At the October, 1924 Pacific Association Swimming Championships, Austin, representing San Francisco's Olympic Club, placed second in the 50-yard freestyle behind fellow Olympic Club member Jack Robertson, helping lead the Olympic Club to the team title for the meet.

===Club participation===
After leaving Stanford, he swam and played water polo for the Hollywood Athletic Club, the San Francisco Olympic Club, and later the Los Angeles Athletic Club. At the Los Angeles Athletic Club, he may have received coaching from Clyde Swenson who coached the L.A. Athletic Club in diving, swimming, and water polo, during the years Austin was active with their teams. He competed in the 400-yard relay and Water Polo with the Olympic Club with fellow Olympian George Schroth in April, 1924. From 1932-1948, Schroth officially coached water polo at the San Francisco Olympic club, and may have served as an informal coach in 1924.

==Life outside athletics==
===Marriage===
On the evening of Saturday, September 1, 1928 at the home of the bride's mother, Austin was married to Winifred Hill by Father Gee, Pastor of Claremont California's St. Peter's Episcopal Church. The couple initially planned to live in Modesto, California, eighty miles East and inland of San Francisco.

In professional pursuits, Austin worked for the Illinois Pacific Coast Company as an import broker. He had worked as a manager in sales for the company Anchor Hocking Glass. Remaining active in Water Polo, he had a long history as a water polo referee, serving from 1932-47.

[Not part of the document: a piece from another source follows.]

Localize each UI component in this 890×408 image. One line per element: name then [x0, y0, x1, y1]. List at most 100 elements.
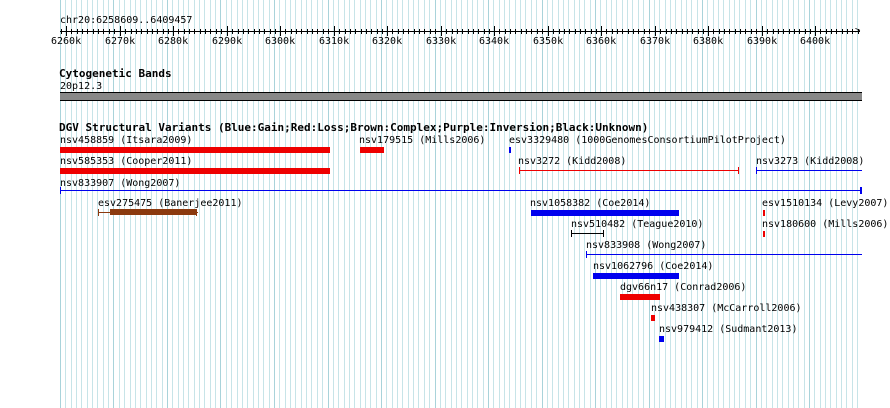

Austin died at his home in Pasadena, California on February 4, 1962, after a long illness. Highly active in the water polo community, Austin had served as Chair of both the National AAU Water Polo Committee, and the U.S. Olympic Games Committee. He had also formerly served as a Chair and Vice-President of the AAU's Southern Pacific Association. In San Francisco, where he lived much of his life after swimming, he was a member of the city's Bohemian Club, a theatrical group that included a few of his former friends from the San Francisco Olympic club. Austin was survived by his widow of thirty-five years, Winifred, as well as two daughters, his brother Harry, a sister and two grandchildren. Services were held at Pasadena's St. Philips Church and he was buried at Resurrection Cemetery.

===Honors===
In 1979, he was inducted into the USA Water Polo Hall of Fame.